Here are the results of benchmarks from selected nightly
versions from the past 18 months. The benchmarks were run using the code here.
Version | Results |
---|---|
nightly-2020-12-21 | test tests::bench_fft ... bench: 63 ns/iter (+/- 16) test tests::bench_fft_manual ... bench: 5 ns/iter (+/- 1) |
nightly-2020-06-01 | test tests::bench_fft ... bench: 36 ns/iter (+/- 15) test tests::bench_fft_manual ... bench: 4 ns/iter (+/- 2) |
nightly-2020-01-02 | test tests::bench_fft ... bench: 45 ns/iter (+/- 20) test tests::bench_fft_manual ... bench: 5 ns/iter (+/- 1) |
nightly-2019-06-01 (with #![feature(const_slice_len)] ) |
test tests::bench_fft ... bench: 52 ns/iter (+/- 23) test tests::bench_fft_manual ... bench: 5 ns/iter (+/- 1) |
I took a look at the output of cargo asm
for each version. The output of fft
has 28 branch instructions, while the output of fft_manual
has none.
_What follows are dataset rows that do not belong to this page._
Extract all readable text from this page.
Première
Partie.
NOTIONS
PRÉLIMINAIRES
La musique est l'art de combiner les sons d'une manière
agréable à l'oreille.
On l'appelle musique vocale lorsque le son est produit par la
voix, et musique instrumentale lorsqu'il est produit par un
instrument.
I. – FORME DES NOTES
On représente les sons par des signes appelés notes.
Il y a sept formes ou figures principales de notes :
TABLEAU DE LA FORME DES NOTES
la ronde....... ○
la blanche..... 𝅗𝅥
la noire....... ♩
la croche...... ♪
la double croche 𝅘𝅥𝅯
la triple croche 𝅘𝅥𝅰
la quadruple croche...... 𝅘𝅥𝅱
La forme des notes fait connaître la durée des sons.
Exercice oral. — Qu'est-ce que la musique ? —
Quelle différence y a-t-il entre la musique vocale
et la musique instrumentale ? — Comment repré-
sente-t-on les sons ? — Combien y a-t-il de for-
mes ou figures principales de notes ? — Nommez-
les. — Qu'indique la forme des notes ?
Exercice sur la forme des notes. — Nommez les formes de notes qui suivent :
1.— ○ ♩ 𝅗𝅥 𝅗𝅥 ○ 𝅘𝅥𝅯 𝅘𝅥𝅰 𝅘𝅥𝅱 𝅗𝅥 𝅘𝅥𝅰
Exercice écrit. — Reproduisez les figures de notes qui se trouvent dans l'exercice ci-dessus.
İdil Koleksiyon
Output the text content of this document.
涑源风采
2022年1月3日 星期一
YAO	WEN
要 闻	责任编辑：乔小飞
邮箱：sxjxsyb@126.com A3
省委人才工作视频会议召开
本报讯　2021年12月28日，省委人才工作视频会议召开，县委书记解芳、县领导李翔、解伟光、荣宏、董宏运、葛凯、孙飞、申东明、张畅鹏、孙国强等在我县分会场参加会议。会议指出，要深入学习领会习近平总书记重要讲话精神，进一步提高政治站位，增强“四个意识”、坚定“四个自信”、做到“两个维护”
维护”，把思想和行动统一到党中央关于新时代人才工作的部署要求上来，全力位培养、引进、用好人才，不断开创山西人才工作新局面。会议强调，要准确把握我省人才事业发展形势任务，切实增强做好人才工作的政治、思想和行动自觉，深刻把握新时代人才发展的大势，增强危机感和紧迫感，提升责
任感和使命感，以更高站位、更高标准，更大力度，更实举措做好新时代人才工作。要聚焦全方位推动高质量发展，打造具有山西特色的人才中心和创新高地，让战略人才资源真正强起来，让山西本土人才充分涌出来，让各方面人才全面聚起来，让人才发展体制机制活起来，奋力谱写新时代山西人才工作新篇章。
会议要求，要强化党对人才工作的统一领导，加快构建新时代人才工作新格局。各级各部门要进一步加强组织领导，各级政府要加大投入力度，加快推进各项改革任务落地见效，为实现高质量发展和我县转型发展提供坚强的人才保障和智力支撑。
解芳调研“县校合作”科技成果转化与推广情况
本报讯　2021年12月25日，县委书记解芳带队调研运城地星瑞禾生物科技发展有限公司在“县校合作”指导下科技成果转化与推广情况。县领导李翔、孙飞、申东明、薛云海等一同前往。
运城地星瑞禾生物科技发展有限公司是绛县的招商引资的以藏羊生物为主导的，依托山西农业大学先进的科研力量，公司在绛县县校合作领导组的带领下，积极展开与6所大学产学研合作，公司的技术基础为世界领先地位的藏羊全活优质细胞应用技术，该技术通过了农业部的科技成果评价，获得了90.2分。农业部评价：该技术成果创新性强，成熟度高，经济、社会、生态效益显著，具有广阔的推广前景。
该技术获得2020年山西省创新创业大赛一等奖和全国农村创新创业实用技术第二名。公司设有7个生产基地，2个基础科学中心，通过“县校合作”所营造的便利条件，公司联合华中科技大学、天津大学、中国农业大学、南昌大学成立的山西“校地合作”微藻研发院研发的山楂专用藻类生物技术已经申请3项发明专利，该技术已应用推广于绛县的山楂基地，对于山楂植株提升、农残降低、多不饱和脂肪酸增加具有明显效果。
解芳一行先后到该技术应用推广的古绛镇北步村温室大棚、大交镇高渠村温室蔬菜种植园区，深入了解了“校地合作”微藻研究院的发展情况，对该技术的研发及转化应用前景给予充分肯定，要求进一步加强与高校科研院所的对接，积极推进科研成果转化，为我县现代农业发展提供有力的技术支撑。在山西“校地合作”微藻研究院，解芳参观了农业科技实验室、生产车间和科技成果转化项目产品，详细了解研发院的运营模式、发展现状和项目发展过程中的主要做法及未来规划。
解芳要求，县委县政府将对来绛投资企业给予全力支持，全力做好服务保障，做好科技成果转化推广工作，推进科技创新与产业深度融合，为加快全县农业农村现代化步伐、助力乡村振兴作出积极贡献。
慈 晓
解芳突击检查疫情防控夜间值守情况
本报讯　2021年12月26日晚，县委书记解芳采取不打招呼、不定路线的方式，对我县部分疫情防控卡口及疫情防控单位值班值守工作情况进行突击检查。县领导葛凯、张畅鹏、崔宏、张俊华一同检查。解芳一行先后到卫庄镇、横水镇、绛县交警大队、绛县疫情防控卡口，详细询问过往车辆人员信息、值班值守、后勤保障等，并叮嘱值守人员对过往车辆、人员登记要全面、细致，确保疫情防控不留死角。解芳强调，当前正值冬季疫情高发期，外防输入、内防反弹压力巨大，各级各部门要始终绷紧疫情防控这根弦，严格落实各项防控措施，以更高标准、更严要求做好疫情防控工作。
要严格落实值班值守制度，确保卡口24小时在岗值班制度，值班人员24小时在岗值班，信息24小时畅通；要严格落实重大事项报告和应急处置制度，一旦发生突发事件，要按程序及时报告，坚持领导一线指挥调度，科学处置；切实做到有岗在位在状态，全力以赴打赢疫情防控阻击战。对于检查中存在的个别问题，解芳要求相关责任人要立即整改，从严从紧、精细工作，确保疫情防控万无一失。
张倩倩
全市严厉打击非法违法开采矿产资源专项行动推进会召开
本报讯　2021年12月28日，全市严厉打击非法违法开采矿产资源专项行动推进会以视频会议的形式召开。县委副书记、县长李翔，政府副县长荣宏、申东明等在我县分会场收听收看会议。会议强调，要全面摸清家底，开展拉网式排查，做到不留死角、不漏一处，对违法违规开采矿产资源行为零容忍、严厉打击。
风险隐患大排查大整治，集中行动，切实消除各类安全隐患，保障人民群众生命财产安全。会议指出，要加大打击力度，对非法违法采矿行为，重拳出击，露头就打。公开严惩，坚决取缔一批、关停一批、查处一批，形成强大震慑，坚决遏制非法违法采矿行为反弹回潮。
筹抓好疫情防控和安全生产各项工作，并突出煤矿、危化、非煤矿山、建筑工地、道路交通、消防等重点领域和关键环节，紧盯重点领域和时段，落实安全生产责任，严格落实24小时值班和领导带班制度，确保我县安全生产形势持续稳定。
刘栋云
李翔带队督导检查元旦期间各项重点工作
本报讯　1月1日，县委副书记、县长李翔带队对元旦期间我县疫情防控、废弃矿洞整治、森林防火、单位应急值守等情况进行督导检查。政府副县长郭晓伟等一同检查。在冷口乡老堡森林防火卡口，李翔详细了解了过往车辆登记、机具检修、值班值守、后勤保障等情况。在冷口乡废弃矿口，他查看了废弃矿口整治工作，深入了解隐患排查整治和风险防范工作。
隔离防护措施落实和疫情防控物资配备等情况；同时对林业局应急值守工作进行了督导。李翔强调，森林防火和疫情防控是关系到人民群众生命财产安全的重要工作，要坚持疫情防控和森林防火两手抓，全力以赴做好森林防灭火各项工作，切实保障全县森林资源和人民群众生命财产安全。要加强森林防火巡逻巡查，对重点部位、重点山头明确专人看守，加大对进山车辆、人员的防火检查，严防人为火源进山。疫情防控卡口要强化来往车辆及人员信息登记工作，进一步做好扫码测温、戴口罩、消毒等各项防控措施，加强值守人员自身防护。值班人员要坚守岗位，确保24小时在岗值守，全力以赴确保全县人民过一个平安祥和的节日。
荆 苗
I guess the compiler is able to completely unroll the loop when it's written manually, but not when it's written using Iterator
s.
Unfortunately, this is about the limit of my debugging ability currently. With some guidance, I might be able to do more of the leg work on my own.
Is this a known/expected performance difference? I hope not. I was really impressed at the elegance of the Iterator
-based approach. I would be disappointed if the performance is really that bad.